La vision était magnifique. Parmis les nombreuses choses dont elle ne gardait qu'une appréciation fugitive, la jeune ne croyait que modérément en la beauté des paysages qu'elle rencontrait. Yuuno, son ami d'enfance, lui avait fait découvrir les anciennes œuvres de poésies de la période des Ombres Mid-Chidienne, l'éloge de l'aube se levant sur les vieilles collines, les louanges aux sentiments de la vieille terre mère. Elle appréciait la grâce des mots, comme un horloger apprécierait un sortilège particulièrement complexe, mais les émotions enchainées en ces livres n'arrivaient pas à résonner en elle. Peut-être Fate avait-elle raison lorsqu'elle disait que les éléments du décor soumis à sa présence avaient une tendance un peu trop transitoire pour soutenir une ôde à l'éternité.

Pourtant, laissé seule devant l'étendue miroitant de l'espace, elle devait admettre qu'elle aimait la vue.

Retournez au travail, tous les deux.

La frontière entre un mage de soutien aérien et un mage de combat spatial était floue, après tout. Quiconque avait le pouvoir nécessaire pour s'élever du sol avait aussi le pouvoir nécessaire pour se satelliser. Survivre à sa tentative était plus difficile – et incroyablement plus complexe, mais toujours du domaine du possible. Le proche espace apportait un grand nombre de changement par rapport à un terrain plus classique. L'absence d'air, de pression, de frottement, la présence de radiations et de particules ionisées hautement énergétiques, les trajectoires paraboliques et satellitaires aux abords des planètes, étaient autant de paramètres à prendre en compte. C'était pourquoi l'instructeur Nanoha Takamachi choisis ses meilleurs éléments, annonça aux trois chefs d'équipes la couleur de l'exercice, et attendit de voir ce que ses élèves étaient capable.

Les premiers jours furent un échec total. Avant même le début du combat, l'inertie de leurs premiers mouvements avait brisé leur formation et envoyé une bonne moitié des élèves en piqué dans l'atmosphère. En se construisant une bulle d'oxygène au lieu de compter sur leur Barrier Jacket pour la protection directe contre le vide spatial, ils se permettaient une réserve autonome de quelques minutes d'air contre une dépense constante d'énergie et de concentration. Les plus intelligents essayèrent de circonvenir le besoin de venir se ravitailler dans la proche atmosphère en ajoutant à leur panel un sortilège de purification du dioxyde de carbone qui s'était avéré totalement impossible à maintenir avec une barrière et en combattant, tandis que Nemue (Équipe Coil), qui se croyait beaucoup plus intelligente que le reste des autres, inventa un sortilège de téléportation limité pour récupérer les ressources respiratoires directement sur la planète.
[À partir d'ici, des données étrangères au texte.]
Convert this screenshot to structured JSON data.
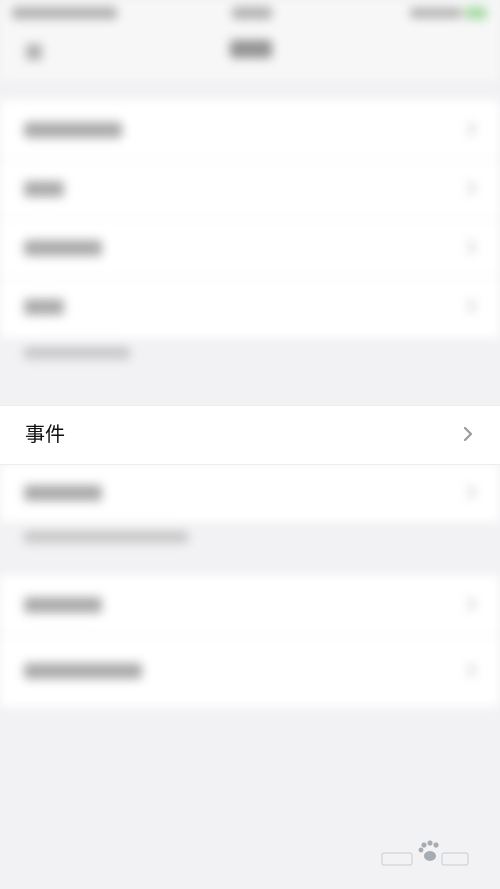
{
  "event_row": {
    "label": "事件",
    "icon": "chevron-right-icon"
  },
  "watermark": {
    "logo": "baidu-jingyan-logo",
    "text": "Bai经验"
  }
}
Sincèrement, un sortilège de téléportation limité, Nemue ? Le premier jour, elle risqua la mort plus de fois à cause de ce sort que l'ensemble de ses camarades réunis dans leurs manœuvres d'amateur. A la fin, Nanoha l'avait prise à part pour lui expliquer quelques éléments de survie élémentaire. Son idée était bonne, certes si elle avait possédé un Intelligent Device pour l'aider à se décharger des calculs, et dix à quinze fois plus d'énergie magique.

Puis, quelqu'un mis la main sur le manuel d'instruction tactique des mages des forces navales, et les élèves s'étaient améliorés. Ils avaient appris les bases de la mécanique orbitale, des lois de Newton, des formations d'attaques sphériques et planaires convergentes aux abords des astres, et des équipements absolument indispensable. Personne ne savait comment ils avaient fait, mais les trois équipes s'étaient soudainement trouvées des plaquettes d'oxygénation N-03/8 pour sortie extravéhiculaire et réussi la délicate tâche de reconfigurer leur Barrier Jacket pour les utiliser, en une nuit. L'instructeur Nanoha, qui tenait la débrouillardise et l'ingéniosité par-dessus tout (mâtiné d'une bonne puissance de feu), se sentit très fière le lendemain.
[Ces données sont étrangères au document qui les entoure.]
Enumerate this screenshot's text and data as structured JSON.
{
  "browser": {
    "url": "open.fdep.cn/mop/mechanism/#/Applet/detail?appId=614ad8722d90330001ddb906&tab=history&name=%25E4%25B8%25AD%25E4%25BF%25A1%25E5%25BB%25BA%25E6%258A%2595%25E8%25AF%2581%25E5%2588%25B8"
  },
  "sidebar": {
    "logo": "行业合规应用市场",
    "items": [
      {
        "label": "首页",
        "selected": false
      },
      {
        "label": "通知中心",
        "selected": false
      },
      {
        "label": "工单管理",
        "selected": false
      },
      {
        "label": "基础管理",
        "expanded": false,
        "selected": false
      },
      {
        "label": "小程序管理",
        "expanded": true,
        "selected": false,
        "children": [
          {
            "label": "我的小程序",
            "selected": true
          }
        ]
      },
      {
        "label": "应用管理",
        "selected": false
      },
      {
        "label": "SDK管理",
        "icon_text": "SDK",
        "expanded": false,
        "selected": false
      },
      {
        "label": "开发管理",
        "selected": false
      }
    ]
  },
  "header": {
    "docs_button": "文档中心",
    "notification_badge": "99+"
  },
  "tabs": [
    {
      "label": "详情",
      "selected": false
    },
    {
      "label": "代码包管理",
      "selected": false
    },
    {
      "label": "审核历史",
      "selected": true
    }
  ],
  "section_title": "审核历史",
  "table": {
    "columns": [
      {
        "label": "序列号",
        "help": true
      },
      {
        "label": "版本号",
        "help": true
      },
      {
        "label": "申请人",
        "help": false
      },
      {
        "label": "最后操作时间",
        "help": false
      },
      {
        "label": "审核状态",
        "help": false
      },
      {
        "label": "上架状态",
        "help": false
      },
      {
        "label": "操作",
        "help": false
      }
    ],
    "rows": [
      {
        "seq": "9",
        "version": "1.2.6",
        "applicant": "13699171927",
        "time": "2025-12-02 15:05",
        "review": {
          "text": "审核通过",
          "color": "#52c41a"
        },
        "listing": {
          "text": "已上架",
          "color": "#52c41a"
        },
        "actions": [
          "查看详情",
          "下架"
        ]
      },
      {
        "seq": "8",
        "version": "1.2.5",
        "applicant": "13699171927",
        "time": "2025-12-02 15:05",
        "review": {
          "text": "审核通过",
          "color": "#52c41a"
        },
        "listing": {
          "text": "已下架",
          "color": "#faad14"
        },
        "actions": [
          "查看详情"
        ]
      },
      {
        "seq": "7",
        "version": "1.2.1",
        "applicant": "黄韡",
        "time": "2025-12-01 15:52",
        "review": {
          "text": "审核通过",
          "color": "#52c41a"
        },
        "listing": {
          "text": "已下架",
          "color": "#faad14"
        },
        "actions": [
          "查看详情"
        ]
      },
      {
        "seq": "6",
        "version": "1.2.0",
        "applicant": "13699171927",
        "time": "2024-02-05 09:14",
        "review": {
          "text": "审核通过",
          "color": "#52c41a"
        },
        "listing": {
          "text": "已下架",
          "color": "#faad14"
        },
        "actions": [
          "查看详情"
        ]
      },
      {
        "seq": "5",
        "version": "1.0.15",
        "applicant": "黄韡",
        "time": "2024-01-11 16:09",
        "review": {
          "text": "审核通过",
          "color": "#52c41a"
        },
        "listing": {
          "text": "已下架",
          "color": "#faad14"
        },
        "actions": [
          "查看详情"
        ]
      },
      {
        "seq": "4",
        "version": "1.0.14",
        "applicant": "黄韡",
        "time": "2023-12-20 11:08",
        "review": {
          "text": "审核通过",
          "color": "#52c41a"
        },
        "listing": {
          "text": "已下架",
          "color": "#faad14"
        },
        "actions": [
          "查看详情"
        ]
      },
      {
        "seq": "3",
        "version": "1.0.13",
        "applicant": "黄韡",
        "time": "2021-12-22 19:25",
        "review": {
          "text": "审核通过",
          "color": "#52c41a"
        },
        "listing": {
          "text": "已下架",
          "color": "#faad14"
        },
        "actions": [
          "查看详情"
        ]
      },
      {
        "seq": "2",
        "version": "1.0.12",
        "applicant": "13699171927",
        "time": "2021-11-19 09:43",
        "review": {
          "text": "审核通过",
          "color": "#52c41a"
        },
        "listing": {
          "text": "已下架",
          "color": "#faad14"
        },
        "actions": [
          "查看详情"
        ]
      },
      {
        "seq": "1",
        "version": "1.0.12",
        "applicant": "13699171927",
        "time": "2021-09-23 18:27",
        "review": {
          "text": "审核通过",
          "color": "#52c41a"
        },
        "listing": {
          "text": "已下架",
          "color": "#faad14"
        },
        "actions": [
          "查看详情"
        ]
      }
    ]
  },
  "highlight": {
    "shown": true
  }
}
Ce n'était pas suffisant, mais aucun des quatorze élèves ne pensèrent vraiment que ce le serait. Il avait fallu près de neuf mois pour qu'une sélection comparable des meilleures équipes gagne un combat aérien factice contre Nanoha. Durant ces deux cents cinquante jours de défaite ignoble, la femme n'avait pas répété deux fois une tactique perdante ni laissé une seule erreur impunie. Les élèves avaient beau avoir tous grandis depuis cette époque, aucun d'eux n'oubliaient néanmoins leur première réussite, et son mélange de témérité suicidaire, de chance incroyable, d'exploit tactique impressionnant, et de parfaite minutie orchestrée. Alors que trois ans plus tard, une équipe de cinq mages aériens ne pouvait espérer gagner qu'un respectable tiers des matchs engagé contre l'As des As, les trois équipes d'élèves se raccrochaient furieusement a une première victoire comparable, quelque chose qui prouverait pour le reste de l'éternité qu'ils pouvaient le faire, que la Légende était tout aussi battable en combat spatial qu'en combat atmosphérique.

Voilà pourquoi la dernière semaine avait vu une amélioration constante et spectaculaire des performances des hommes et des femmes du corps d'entraînement. Si Nanoha connaissait l'étendue des sentiments derrière ces progrès notables, elle ne le disait pas. Il était cependant peu probable que la jeune femme l'ignore totalement. Elle pouvait être d'une remarquable et terrifiante acuité concernant les motivations de ses élèves ; lorsqu'ils lui demandèrent une journée avant le dernier entraînement, elle donna son autorisation sans arrière pensé. Une journée de préparation pour une dernière tentative désespérée. Elle aurait fait exactement la même chose à leur place.

Cette journée, les équipes de Coil et de Nia disparurent dès le début de l'exercice, et il était douloureusement évident à l'instructeur que l'équipe Harum servait de diversion. En temps normal, elle aurait rapidement mis un terme à la diversion pour se préparer entièrement à n'importe quelle tactique sortie des esprits torturés de ses étudiants. La meilleure façon aurait été de les séparer pour les achever un par un. Mais voilà. L'équipe de Harum était bonne.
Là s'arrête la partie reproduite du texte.